Scopolamine drug has been blamed for thousands of crimes in South America. Now there are reports of the incapacitating drug being used in street robberies in Paris. From use by Nazis to obstetricians, it certainly has a colorful history.
One of the most enduring hoaxes you might hear in a backpacker hostel is that of the drug-soaked business card: someone hands you their card, and the drug is instantly absorbed by your skin. You fall into a zombie-like state, where you will do anything for your attacker, from empty out your bank account to pull a trigger on someone. Bbuy scopolamine at an affordable cost with a 100% guarantee on the delivery of your package anywhere in the world.

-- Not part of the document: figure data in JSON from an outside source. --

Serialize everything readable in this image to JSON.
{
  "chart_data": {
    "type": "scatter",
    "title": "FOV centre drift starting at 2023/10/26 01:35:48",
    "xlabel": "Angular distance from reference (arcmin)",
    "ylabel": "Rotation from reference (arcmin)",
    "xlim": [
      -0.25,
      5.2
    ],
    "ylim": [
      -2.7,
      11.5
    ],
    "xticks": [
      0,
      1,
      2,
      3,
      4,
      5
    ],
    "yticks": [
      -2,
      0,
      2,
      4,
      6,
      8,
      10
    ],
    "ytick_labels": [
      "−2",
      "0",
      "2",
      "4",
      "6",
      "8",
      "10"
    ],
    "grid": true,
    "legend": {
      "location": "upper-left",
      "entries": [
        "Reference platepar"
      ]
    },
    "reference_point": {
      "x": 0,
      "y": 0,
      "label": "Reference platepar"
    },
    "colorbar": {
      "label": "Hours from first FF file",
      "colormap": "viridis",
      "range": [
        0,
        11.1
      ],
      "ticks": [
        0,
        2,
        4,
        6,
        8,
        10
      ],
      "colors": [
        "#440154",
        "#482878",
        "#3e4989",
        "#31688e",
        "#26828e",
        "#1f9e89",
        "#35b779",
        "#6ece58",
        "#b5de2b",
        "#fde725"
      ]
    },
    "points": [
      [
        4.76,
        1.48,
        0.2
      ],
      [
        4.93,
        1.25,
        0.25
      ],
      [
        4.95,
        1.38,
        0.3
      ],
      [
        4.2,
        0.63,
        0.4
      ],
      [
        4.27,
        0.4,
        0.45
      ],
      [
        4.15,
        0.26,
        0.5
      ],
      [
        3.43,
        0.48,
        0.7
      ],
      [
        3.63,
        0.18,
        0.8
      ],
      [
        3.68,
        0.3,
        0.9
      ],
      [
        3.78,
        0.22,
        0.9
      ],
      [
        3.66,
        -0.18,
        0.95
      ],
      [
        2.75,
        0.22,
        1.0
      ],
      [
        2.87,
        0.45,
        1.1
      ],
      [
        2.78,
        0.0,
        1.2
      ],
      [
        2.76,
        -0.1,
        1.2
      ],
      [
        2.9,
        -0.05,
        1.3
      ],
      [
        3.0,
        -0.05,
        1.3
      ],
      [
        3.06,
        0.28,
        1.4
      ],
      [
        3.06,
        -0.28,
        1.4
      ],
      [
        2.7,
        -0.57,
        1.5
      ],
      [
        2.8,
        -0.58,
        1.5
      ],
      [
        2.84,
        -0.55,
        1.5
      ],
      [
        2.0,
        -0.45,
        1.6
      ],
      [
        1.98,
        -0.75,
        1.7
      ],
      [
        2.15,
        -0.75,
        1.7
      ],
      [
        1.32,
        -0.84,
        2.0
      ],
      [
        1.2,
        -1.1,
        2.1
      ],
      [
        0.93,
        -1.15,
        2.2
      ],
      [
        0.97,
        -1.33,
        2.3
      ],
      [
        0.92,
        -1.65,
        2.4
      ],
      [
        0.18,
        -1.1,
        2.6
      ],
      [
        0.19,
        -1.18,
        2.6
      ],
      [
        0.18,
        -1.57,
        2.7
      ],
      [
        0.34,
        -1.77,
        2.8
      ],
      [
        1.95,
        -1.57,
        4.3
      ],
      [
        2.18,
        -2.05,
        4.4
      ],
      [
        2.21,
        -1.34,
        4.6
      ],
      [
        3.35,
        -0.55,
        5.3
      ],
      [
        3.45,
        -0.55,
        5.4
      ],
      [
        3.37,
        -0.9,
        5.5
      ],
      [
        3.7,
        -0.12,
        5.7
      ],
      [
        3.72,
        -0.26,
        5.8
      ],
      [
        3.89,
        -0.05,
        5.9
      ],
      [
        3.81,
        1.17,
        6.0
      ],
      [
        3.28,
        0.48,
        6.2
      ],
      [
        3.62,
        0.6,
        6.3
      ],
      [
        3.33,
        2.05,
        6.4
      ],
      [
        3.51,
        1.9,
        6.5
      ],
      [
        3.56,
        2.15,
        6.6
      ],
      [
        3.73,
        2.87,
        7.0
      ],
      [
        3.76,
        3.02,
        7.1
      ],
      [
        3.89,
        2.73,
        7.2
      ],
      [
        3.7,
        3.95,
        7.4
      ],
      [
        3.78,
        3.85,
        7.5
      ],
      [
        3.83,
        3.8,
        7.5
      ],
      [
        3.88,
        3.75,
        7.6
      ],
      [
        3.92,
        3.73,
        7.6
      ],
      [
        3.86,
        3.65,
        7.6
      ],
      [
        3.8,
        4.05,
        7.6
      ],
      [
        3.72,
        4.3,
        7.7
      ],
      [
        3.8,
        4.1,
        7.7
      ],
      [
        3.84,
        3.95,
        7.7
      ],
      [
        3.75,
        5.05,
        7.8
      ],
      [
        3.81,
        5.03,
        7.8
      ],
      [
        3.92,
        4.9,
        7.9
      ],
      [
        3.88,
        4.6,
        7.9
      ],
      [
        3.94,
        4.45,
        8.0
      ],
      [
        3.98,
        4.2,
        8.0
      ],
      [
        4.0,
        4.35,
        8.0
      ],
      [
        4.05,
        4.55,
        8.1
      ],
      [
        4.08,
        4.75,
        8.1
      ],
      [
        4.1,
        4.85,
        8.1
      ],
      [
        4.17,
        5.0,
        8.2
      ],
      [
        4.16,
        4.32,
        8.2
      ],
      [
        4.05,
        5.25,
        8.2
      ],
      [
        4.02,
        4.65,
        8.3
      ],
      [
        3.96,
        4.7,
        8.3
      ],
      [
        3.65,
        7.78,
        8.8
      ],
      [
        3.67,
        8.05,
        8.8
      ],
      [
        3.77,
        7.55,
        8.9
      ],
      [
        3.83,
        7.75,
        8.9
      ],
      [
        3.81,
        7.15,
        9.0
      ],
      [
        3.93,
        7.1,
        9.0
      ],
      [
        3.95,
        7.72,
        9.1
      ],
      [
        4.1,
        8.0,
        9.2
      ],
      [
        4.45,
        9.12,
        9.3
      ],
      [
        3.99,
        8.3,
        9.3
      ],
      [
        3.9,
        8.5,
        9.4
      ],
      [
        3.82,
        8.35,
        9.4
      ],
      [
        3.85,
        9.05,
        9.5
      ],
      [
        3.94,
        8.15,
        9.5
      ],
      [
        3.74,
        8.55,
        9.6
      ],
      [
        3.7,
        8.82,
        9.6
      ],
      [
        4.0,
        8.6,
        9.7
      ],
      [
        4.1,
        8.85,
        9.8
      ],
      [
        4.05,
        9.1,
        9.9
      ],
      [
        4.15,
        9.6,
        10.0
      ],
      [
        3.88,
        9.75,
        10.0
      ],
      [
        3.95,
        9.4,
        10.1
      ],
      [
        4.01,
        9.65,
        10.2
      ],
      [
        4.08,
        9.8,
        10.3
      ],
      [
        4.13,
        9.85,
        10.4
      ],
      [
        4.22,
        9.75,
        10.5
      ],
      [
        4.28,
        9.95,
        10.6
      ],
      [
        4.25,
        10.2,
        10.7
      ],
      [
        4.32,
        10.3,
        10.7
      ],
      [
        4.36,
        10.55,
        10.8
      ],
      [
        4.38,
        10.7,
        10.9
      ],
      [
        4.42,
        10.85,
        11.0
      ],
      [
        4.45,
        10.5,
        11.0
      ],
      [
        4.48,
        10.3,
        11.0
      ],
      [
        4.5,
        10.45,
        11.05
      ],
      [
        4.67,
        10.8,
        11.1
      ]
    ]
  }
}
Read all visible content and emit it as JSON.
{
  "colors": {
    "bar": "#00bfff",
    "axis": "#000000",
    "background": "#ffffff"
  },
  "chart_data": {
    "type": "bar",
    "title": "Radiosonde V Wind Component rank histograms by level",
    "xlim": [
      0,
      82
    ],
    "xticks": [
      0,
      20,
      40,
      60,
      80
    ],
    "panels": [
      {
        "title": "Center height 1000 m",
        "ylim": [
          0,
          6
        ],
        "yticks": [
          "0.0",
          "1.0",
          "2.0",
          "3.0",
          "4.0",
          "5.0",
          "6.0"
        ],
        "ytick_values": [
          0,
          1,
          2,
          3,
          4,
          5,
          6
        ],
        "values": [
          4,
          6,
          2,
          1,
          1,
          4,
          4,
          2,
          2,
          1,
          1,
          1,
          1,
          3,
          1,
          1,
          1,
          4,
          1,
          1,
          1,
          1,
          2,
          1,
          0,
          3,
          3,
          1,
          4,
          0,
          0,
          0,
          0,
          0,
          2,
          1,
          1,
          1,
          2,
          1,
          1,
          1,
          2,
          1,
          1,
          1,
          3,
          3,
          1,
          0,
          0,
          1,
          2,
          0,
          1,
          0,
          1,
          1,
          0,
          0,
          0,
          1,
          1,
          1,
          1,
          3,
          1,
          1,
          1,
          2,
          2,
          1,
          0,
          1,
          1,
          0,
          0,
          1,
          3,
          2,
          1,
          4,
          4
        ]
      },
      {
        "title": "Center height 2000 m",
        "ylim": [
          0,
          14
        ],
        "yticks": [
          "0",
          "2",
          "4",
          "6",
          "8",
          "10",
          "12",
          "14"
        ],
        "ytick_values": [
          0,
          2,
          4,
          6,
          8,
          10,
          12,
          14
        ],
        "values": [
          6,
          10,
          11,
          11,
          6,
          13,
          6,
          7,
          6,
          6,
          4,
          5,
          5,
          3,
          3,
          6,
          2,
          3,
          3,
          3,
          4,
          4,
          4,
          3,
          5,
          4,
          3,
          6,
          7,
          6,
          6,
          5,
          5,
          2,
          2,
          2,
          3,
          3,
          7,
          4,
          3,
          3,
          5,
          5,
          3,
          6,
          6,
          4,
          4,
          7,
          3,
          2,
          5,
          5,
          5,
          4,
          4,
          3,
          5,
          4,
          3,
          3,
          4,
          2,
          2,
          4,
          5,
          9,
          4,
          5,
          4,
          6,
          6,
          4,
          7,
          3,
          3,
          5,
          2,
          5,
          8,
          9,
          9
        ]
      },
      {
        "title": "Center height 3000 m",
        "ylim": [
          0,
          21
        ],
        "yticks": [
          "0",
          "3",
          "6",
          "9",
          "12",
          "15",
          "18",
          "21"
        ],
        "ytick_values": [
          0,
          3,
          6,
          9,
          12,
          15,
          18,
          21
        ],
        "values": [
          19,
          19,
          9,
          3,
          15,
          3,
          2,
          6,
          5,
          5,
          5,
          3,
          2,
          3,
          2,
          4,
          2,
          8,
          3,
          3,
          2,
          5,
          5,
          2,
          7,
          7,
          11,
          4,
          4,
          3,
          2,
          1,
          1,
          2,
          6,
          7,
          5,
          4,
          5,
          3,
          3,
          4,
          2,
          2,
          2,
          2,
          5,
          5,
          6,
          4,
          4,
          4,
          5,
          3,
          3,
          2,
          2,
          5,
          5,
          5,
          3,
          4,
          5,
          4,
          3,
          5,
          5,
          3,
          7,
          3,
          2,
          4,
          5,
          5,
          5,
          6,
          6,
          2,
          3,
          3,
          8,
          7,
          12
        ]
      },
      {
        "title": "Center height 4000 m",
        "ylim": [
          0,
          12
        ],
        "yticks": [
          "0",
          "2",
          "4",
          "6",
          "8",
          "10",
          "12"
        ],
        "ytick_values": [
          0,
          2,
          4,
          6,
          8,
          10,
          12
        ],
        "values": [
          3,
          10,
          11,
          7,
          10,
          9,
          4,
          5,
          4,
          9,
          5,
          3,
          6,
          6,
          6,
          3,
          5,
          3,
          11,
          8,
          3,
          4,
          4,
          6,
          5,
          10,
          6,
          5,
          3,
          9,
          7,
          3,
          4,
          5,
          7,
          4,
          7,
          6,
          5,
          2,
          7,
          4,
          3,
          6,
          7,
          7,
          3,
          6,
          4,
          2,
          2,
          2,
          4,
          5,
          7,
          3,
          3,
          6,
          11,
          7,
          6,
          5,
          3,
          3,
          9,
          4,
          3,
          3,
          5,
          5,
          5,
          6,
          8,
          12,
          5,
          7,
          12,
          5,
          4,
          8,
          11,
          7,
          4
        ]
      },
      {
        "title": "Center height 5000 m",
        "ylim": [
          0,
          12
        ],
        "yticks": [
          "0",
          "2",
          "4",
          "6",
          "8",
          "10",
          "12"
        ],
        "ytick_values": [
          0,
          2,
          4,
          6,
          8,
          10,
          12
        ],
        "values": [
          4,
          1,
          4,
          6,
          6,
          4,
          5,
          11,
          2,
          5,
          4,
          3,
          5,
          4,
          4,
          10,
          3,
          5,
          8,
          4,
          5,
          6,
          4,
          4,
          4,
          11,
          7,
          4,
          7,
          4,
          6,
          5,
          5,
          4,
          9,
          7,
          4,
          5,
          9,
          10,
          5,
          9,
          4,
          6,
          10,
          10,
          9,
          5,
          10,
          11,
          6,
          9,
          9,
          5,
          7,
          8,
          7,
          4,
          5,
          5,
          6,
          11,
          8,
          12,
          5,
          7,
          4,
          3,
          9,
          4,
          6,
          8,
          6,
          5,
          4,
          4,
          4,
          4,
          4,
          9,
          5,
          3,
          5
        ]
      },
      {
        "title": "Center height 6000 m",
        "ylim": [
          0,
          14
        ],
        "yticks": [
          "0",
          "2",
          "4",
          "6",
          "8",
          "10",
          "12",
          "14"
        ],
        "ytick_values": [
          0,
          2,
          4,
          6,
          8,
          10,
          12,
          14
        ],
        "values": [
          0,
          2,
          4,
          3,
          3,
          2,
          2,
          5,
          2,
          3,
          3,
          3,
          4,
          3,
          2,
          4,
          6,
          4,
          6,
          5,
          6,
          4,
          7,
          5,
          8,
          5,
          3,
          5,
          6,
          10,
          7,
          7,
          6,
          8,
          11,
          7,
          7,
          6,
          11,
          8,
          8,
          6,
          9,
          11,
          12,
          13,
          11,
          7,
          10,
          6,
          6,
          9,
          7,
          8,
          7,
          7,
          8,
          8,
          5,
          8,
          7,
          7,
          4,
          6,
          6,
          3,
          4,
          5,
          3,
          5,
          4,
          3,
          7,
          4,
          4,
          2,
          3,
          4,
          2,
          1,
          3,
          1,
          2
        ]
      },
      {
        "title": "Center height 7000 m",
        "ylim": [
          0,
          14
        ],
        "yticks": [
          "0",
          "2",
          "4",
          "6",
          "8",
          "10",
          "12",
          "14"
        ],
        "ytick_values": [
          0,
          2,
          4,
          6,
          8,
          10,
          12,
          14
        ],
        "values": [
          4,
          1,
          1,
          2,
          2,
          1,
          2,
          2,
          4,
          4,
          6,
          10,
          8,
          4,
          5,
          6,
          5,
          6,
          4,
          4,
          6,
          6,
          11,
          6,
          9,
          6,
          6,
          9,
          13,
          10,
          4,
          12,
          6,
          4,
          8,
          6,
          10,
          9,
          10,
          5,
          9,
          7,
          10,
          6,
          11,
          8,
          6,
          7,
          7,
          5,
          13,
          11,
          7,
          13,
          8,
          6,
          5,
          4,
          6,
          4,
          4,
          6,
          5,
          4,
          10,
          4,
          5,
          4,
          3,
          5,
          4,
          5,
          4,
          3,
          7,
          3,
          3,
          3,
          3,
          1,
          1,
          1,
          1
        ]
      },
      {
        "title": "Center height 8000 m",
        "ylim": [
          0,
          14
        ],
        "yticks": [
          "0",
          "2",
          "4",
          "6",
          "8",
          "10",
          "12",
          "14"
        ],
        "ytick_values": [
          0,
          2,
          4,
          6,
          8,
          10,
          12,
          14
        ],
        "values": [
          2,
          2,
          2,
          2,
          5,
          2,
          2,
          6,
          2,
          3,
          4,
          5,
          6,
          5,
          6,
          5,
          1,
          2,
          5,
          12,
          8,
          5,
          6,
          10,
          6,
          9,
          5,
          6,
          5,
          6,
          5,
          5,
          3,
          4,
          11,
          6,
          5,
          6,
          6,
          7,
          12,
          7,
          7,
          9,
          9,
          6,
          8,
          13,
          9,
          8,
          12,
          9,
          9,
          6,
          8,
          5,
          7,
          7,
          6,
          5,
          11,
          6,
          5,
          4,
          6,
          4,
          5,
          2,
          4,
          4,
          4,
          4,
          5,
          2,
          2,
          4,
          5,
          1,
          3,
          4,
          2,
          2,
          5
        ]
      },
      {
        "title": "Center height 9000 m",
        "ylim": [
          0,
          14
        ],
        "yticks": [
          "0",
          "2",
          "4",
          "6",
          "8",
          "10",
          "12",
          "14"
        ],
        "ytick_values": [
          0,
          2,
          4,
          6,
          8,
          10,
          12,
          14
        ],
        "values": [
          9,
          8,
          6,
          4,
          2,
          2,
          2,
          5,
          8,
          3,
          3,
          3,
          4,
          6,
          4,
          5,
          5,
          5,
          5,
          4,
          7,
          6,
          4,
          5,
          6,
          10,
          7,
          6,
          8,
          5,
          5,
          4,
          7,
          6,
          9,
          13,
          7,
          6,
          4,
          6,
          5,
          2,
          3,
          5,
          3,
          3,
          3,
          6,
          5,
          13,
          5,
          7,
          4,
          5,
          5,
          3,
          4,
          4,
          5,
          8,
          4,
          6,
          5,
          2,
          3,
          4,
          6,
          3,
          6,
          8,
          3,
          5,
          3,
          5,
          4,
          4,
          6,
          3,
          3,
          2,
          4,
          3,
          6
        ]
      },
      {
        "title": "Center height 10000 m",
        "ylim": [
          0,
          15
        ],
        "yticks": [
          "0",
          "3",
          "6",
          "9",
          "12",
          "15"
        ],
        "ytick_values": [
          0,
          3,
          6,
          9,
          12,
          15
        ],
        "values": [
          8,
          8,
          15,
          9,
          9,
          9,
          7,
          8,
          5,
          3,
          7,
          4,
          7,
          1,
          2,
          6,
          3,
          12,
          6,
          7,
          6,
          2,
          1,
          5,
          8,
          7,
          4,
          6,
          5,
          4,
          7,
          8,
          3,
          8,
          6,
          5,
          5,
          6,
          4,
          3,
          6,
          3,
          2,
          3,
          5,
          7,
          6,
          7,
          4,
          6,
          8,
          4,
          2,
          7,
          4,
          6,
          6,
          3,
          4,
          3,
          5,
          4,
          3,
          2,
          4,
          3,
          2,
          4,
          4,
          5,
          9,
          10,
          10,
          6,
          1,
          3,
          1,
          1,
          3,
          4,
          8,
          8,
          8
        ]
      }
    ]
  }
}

Scopolamine powder; devil’s breath or burandanga, is derived from nightshade plants, and there are countless stories about how criminals in Colombia and Ecuador use scopolamine drug, which is said to remove a person’s free will, to assault victims or rob them. It is also known as “devil’s breath” and has been described as “the most dangerous drug in the world”. It’s hard to know which are urban myths and which are genuine. The US’s Overseas Security Advisory Council warns travelers in Quito about the dangers of falling victim to a scopolamine attack, and refers to “unofficial estimates” – it doesn’t say where this figure is from – of 50,000 scopolamine incidents there every year.
Apart from the aspects listed above, some other scopolamine uses include:
Scopolamine reduces the secretions of certain organs in the body, such as the stomach and intestines. Scopolamine also decreases nerve signals that trigger your stomach to vomit.
Scopolamine is used to prevent nausea and vomiting caused by motion sickness or from anesthesia given during surgery.
Scopolamine is also used to treat certain stomach or intestinal problems, muscle spasms, and Parkinson-like conditions.